Au reste, si on considère la laïcité historique française, telle qu’elle s’est établie au tournant du XIXe siècle et du XXe siècle par la laïcisation de l’école publique, on s’aperçoit qu’elle a déjà rencontré le problème de la diversité culturelle et ne lui a pas donné la réponse uniformisante et simpliste dont elle est trop souvent accusée. Il n’est pas inutile de s’attarder quelques minutes sur ce moment de l’histoire française, non pour le sacraliser ou pour le raconter de façon idyllique, mais parce que le présent ne surgit pas du néant et qu’il présente à la fois des continuités et des ruptures. Nous trouvons donc là un bon élément de comparaison pour nous aider à évaluer la situation d’aujourd’hui.
Certes, au départ on peut croire à un certain antagonisme entre laïcité historique et diversité culturelle : cette école publique laïque d’il y a plus d’un siècle a eu, d’un bout à l’autre de la France, des méthodes globalement identique, elle a utilisé les mêmes manuels et s’est référée aux mêmes programmes. Un certain nombre de clichés insistent sur ses rigidités, propagent, pour s’en moquer, son « sottisier jacobin », pour reprendre l’expression de Mona Ozouf (1996). Mais les clichés majorent certains aspects de la réalité et en rejettent d’autres dans l’impensé et la même historienne affirme que ce modèle « n’a pas eu la rigueur dogmatique qu’on lui a prêtée ». Les hussards noirs de la république, précise-t-elle, estimaient, certes, « que le but de l’éducation n’est pas d’immerger l’enfant dans l’eau-mère de sa culture d’origine », mais ils étaient également convaincus « que les êtres humains n’on t de densité et de substance que par la collectivité à laquelle ils appartiennent » et qu’il n’existe « aucun enseignement efficace qui ne s’appuie sur les intérêts immédiats des enfants, sur les voisinages et sur les fidélités. » Et elle indique que les instituteurs « ont souvent été des passeurs entre deux cultures » qui on pris appui sur les particularités et ne les ont pas combattu pour conclure que leur pratique laïco-républicaine « tissée de compromis et d’accommodements (a été) fort éloignée du modèle intégriste qu’on s’est remis aujourd’hui à vanter (…comme) antidote aux particularismes et communautarismes qui menacent notre société ».

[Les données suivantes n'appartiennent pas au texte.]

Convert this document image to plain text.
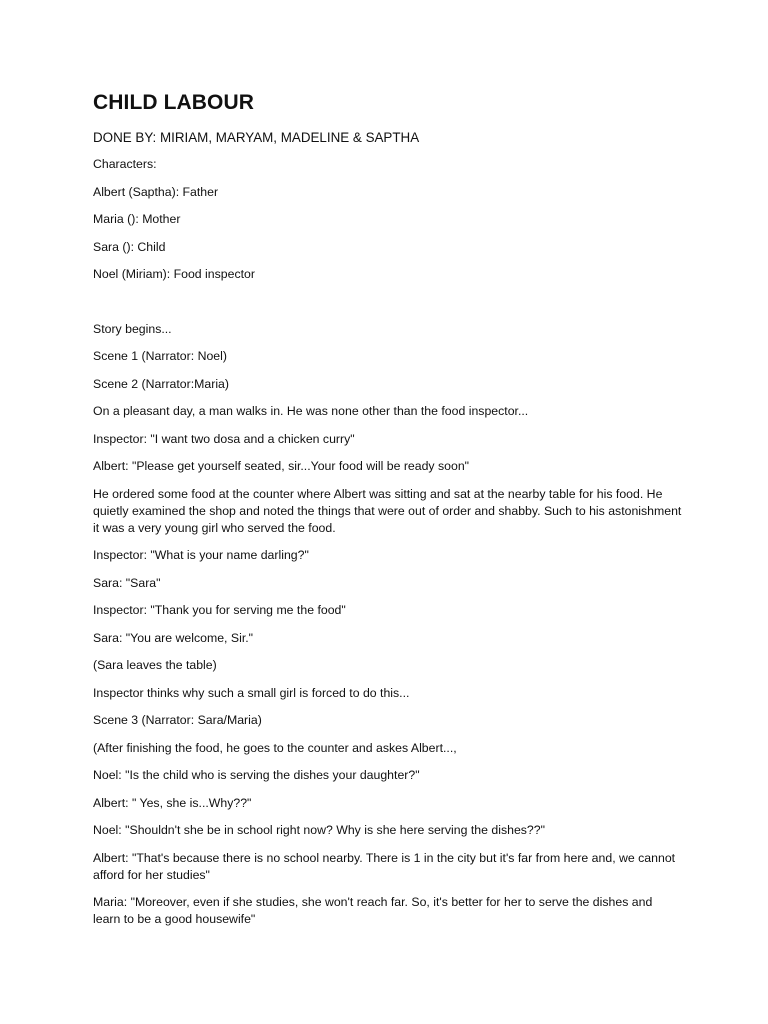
CHILD LABOUR

DONE BY: MIRIAM, MARYAM, MADELINE & SAPTHA

Characters:

Albert (Saptha): Father

Maria (): Mother

Sara (): Child

Noel (Miriam): Food inspector

Story begins...

Scene 1 (Narrator: Noel)

Scene 2 (Narrator:Maria)

On a pleasant day, a man walks in. He was none other than the food inspector...

Inspector: "I want two dosa and a chicken curry"

Albert: "Please get yourself seated, sir...Your food will be ready soon"

He ordered some food at the counter where Albert was sitting and sat at the nearby table for his food. He quietly examined the shop and noted the things that were out of order and shabby. Such to his astonishment it was a very young girl who served the food.

Inspector: "What is your name darling?"

Sara: "Sara"

Inspector: "Thank you for serving me the food"

Sara: "You are welcome, Sir."

(Sara leaves the table)

Inspector thinks why such a small girl is forced to do this...

Scene 3 (Narrator: Sara/Maria)

(After finishing the food, he goes to the counter and askes Albert...,

Noel: "Is the child who is serving the dishes your daughter?"

Albert: " Yes, she is...Why??"

Noel: "Shouldn't she be in school right now? Why is she here serving the dishes??"

Albert: "That's because there is no school nearby. There is 1 in the city but it's far from here and, we cannot afford for her studies"

Maria: "Moreover, even if she studies, she won't reach far. So, it's better for her to serve the dishes and learn to be a good housewife"
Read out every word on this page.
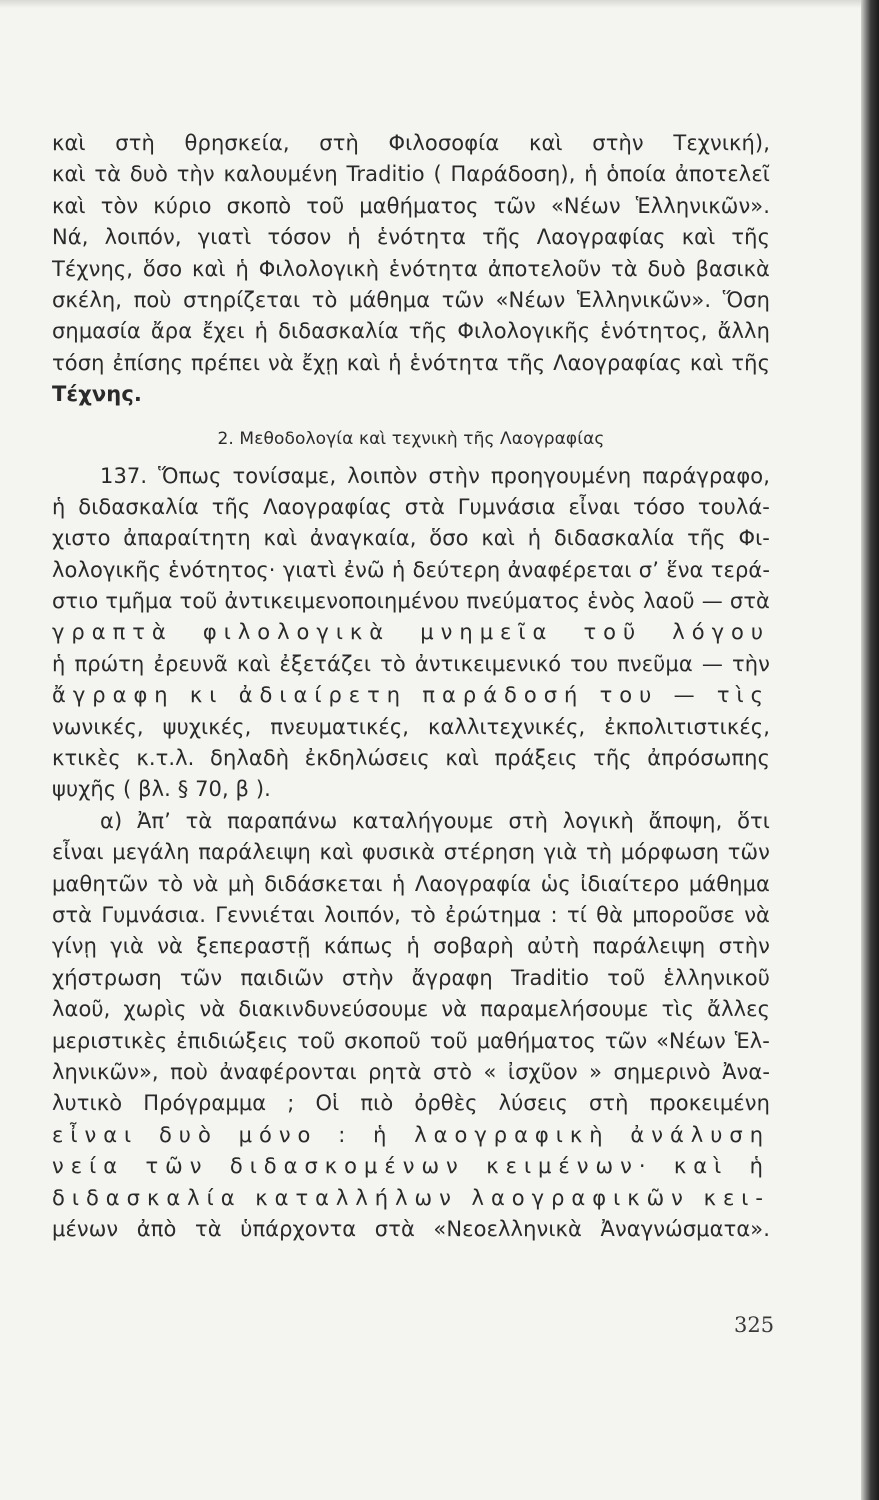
καὶ στὴ θρησκεία, στὴ Φιλοσοφία καὶ στὴν Τεχνική),
καὶ τὰ δυὸ τὴν καλουμένη Traditio ( Παράδοση), ἡ ὁποία ἀποτελεῖ
καὶ τὸν κύριο σκοπὸ τοῦ μαθήματος τῶν «Νέων Ἑλληνικῶν».
Νά, λοιπόν, γιατὶ τόσον ἡ ἑνότητα τῆς Λαογραφίας καὶ τῆς
Τέχνης, ὅσο καὶ ἡ Φιλολογικὴ ἑνότητα ἀποτελοῦν τὰ δυὸ βασικὰ
σκέλη, ποὺ στηρίζεται τὸ μάθημα τῶν «Νέων Ἑλληνικῶν». Ὅση
σημασία ἄρα ἔχει ἡ διδασκαλία τῆς Φιλολογικῆς ἑνότητος, ἄλλη
τόση ἐπίσης πρέπει νὰ ἔχῃ καὶ ἡ ἑνότητα τῆς Λαογραφίας καὶ τῆς
Τέχνης.
2. Μεθοδολογία καὶ τεχνικὴ τῆς Λαογραφίας
137. Ὅπως τονίσαμε, λοιπὸν στὴν προηγουμένη παράγραφο,
ἡ διδασκαλία τῆς Λαογραφίας στὰ Γυμνάσια εἶναι τόσο τουλά-
χιστο ἀπαραίτητη καὶ ἀναγκαία, ὅσο καὶ ἡ διδασκαλία τῆς Φι-
λολογικῆς ἑνότητος· γιατὶ ἐνῶ ἡ δεύτερη ἀναφέρεται σ’ ἕνα τερά-
στιο τμῆμα τοῦ ἀντικειμενοποιημένου πνεύματος ἑνὸς λαοῦ — στὰ
γραπτὰ φιλολογικὰ μνημεῖα τοῦ λόγου
ἡ πρώτη ἐρευνᾶ καὶ ἐξετάζει τὸ ἀντικειμενικό του πνεῦμα — τὴν
ἄγραφη κι ἀδιαίρετη παράδοσή του — τὶς
νωνικές, ψυχικές, πνευματικές, καλλιτεχνικές, ἐκπολιτιστικές,
κτικὲς κ.τ.λ. δηλαδὴ ἐκδηλώσεις καὶ πράξεις τῆς ἀπρόσωπης
ψυχῆς ( βλ. § 70, β ).
α) Ἀπ’ τὰ παραπάνω καταλήγουμε στὴ λογικὴ ἄποψη, ὅτι
εἶναι μεγάλη παράλειψη καὶ φυσικὰ στέρηση γιὰ τὴ μόρφωση τῶν
μαθητῶν τὸ νὰ μὴ διδάσκεται ἡ Λαογραφία ὡς ἰδιαίτερο μάθημα
στὰ Γυμνάσια. Γεννιέται λοιπόν, τὸ ἐρώτημα : τί θὰ μποροῦσε νὰ
γίνῃ γιὰ νὰ ξεπεραστῇ κάπως ἡ σοβαρὴ αὐτὴ παράλειψη στὴν
χήστρωση τῶν παιδιῶν στὴν ἄγραφη Traditio τοῦ ἑλληνικοῦ
λαοῦ, χωρὶς νὰ διακινδυνεύσουμε νὰ παραμελήσουμε τὶς ἄλλες
μεριστικὲς ἐπιδιώξεις τοῦ σκοποῦ τοῦ μαθήματος τῶν «Νέων Ἑλ-
ληνικῶν», ποὺ ἀναφέρονται ρητὰ στὸ « ἰσχῦον » σημερινὸ Ἀνα-
λυτικὸ Πρόγραμμα ; Οἱ πιὸ ὀρθὲς λύσεις στὴ προκειμένη
εἶναι δυὸ μόνο : ἡ λαογραφικὴ ἀνάλυση
νεία τῶν διδασκομένων κειμένων· καὶ ἡ
διδασκαλία καταλλήλων λαογραφικῶν κει-
μένων ἀπὸ τὰ ὑπάρχοντα στὰ «Νεοελληνικὰ Ἀναγνώσματα».
325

Cette pratique des instituteurs était d’autant plus possible que la politique de l’administration consistait à inciter les enseignants à faire carrière dans leur département d’origine. Les voix qui souhaitaient un recrutement national n’ont pas eu d’application pratique. Ainsi faire comprendre l’état de la France à la veille de 1789 s’effectuait souvent à travers le Cahier de doléance de la paroisse ou du baillage. Ainsi les « morceaux choisis » de littérature comportait la plupart du temps les gloires littéraires locales. Mais l’éradication des langues régionales, me direz-vous. Certes. Mais là encore, l’affaire n’est pas aussi simple qu’on ne le croit : l’historien Jean-François Chanet (1996) a montré que l’attitude envers ces langues n’a pas été uniforme et qu’une certaine tolérance a existé (malgré ce que l’on en a dit dans les années 1970 et 1980) pour l’occitan, langue d’origine romane, beaucoup moins pour le basque ou le breton où le catéchisme s’effectuait dans la langue du pays et se trouvait accusé d’enseigner une autre France que celle de 1789, une France contre-révolutionnaire, et où les velléités séparatistes existaient. Le politique a surdéterminé le culturel et, naturellement, on peut estimer que la menace a été majorée et que, là aussi, certaines accommodations auraient été possibles sans que la République ne se trouve en danger. Mais il faut retenir ce fait : il y a des moments où diversité culturelle et conflit politique interfèrent. Il vaut mieux regarder en face les difficultés que les minimiser ou les masquer.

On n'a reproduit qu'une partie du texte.